As Argentinian scholar Maria Laura Cordero[38] and I found in our survey during the pandemic[39], Argentinians have mostly positive feelings toward public health institutions and the people who work in them, coupled with intense disdain for the political class. Around 67% of those we surveyed approved of the performance of the health sector, compared with 22% approval of political leadership during the pandemic.
There is broad consensus about a fundamental right to health care in Argentina, as elsewhere in Latin America[42]. And the public, by and large, understands that government intervention is necessary to make health care accessible to the poor and to respond to public health emergencies like the recent pandemic.
Health workers, deeply invested in the precepts of social medicine, are sure to resist Milei’s attempts at health reform. In response to Milei’s plans, the president of the Argentine Public Health Association stated that “solidarity and the building of the common good are present in the DNA[43]” of health personnel in Argentina. The public is also likely to worry at the prospect of increased fees and the lack of coverage for basic health care needs.
Research under attack
Milei hasn’t won anything yet, nor is there a clear rightward tilt in Latin American politics – in the past two years, leftist presidential candidates have prevailed in countries as varied as Brazil, Chile, Colombia and Guatemala. But even if he fails to push through his radical agenda, the rhetoric of his campaign could serve to undermine confidence in Argentina’s health and science institutions.

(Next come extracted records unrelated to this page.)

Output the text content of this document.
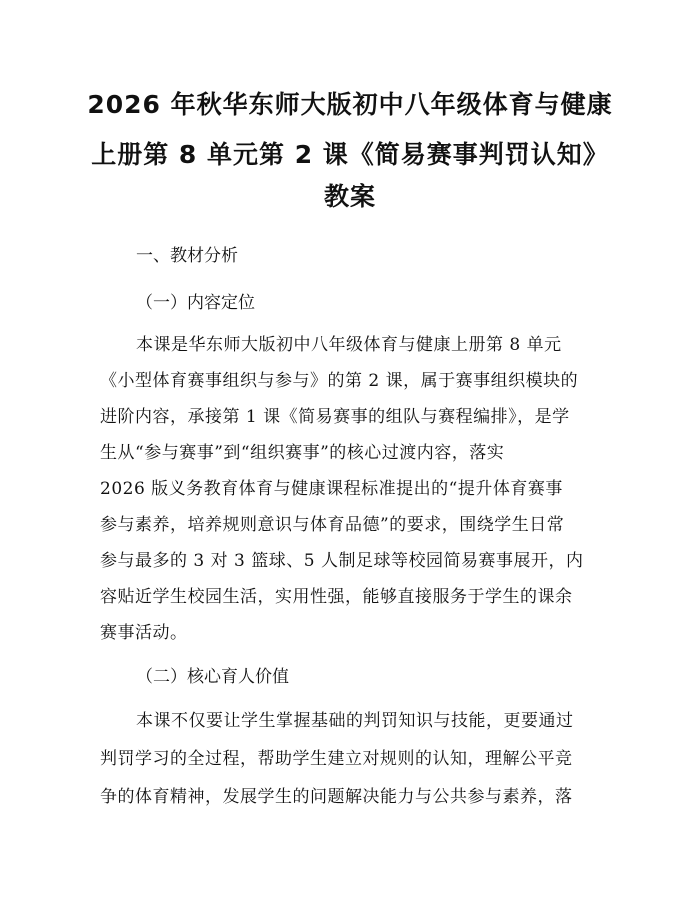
2026 年秋华东师大版初中八年级体育与健康
上册第 8 单元第 2 课《简易赛事判罚认知》
教案
一、教材分析
（一）内容定位
本课是华东师大版初中八年级体育与健康上册第 8 单元
《小型体育赛事组织与参与》的第 2 课，属于赛事组织模块的
进阶内容，承接第 1 课《简易赛事的组队与赛程编排》，是学
生从“参与赛事”到“组织赛事”的核心过渡内容，落实
2026 版义务教育体育与健康课程标准提出的“提升体育赛事
参与素养，培养规则意识与体育品德”的要求，围绕学生日常
参与最多的 3 对 3 篮球、5 人制足球等校园简易赛事展开，内
容贴近学生校园生活，实用性强，能够直接服务于学生的课余
赛事活动。
（二）核心育人价值
本课不仅要让学生掌握基础的判罚知识与技能，更要通过
判罚学习的全过程，帮助学生建立对规则的认知，理解公平竞
争的体育精神，发展学生的问题解决能力与公共参与素养，落
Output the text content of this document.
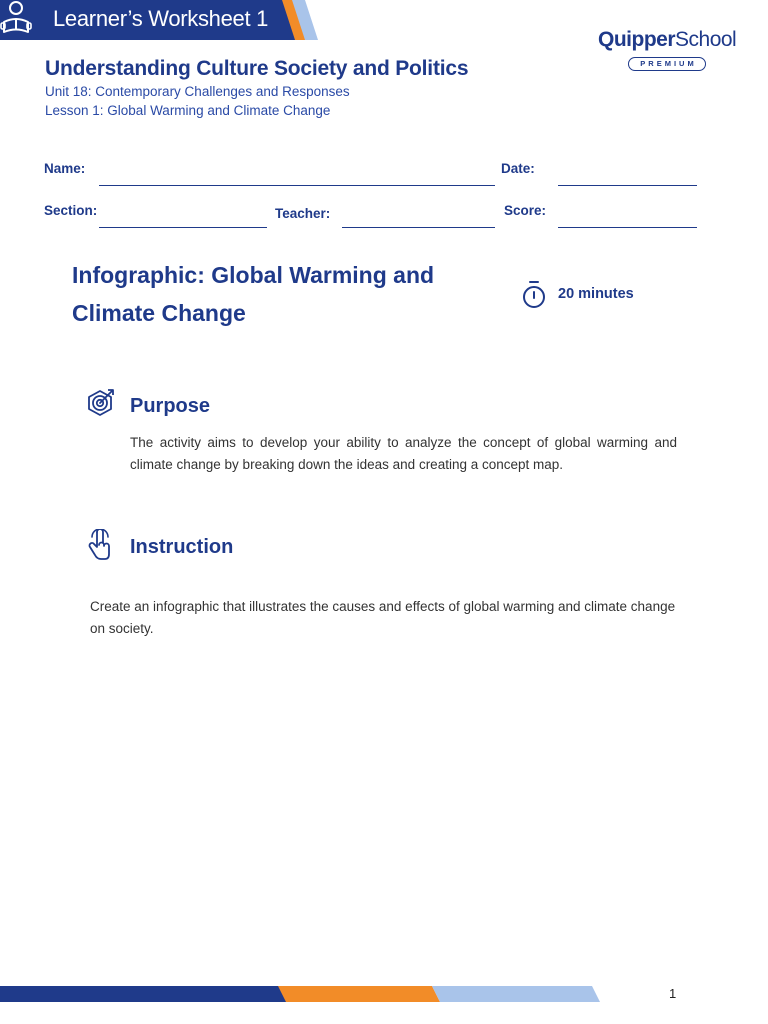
Learner’s Worksheet 1
QuipperSchool
PREMIUM
Understanding Culture Society and Politics
Unit 18: Contemporary Challenges and Responses
Lesson 1: Global Warming and Climate Change
Name:	Date:
Section:	Teacher:	Score:
Infographic: Global Warming and Climate Change
20 minutes
Purpose
The activity aims to develop your ability to analyze the concept of global warming and climate change by breaking down the ideas and creating a concept map.
Instruction
Create an infographic that illustrates the causes and effects of global warming and climate change on society.
1
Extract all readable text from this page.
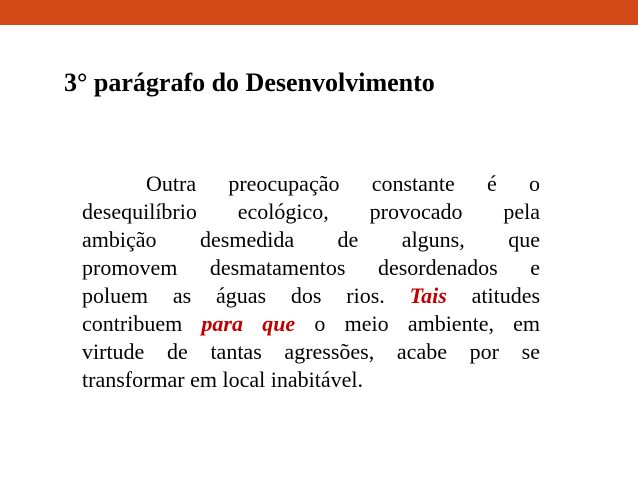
3° parágrafo do Desenvolvimento
Outra preocupação constante é o
desequilíbrio ecológico, provocado pela
ambição desmedida de alguns, que
promovem desmatamentos desordenados e
poluem as águas dos rios. Tais atitudes
contribuem para que o meio ambiente, em
virtude de tantas agressões, acabe por se
transformar em local inabitável.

Such attacks on government support for scientific research, health care and education are consistent with a global right-wing ideology, typified by the likes of Viktor Orban of Hungary or Ron DeSantis[45], a Republican presidential candidate in the U.S.
Within the bottom-line mentality of neoliberalism – a political ideology that preaches free-market reforms over state involvement – such research is seldom viewed as profitable, nor does it tend to offer the possibility of new therapies or technologies produced by “hard” sciences and modern biomedicine.
But as the history of Latin American social medicine shows, social scientists can counter that, with time, their approach has helped build more just, free and healthy societies. And that legacy is now at stake as Argentinians head toward the polls.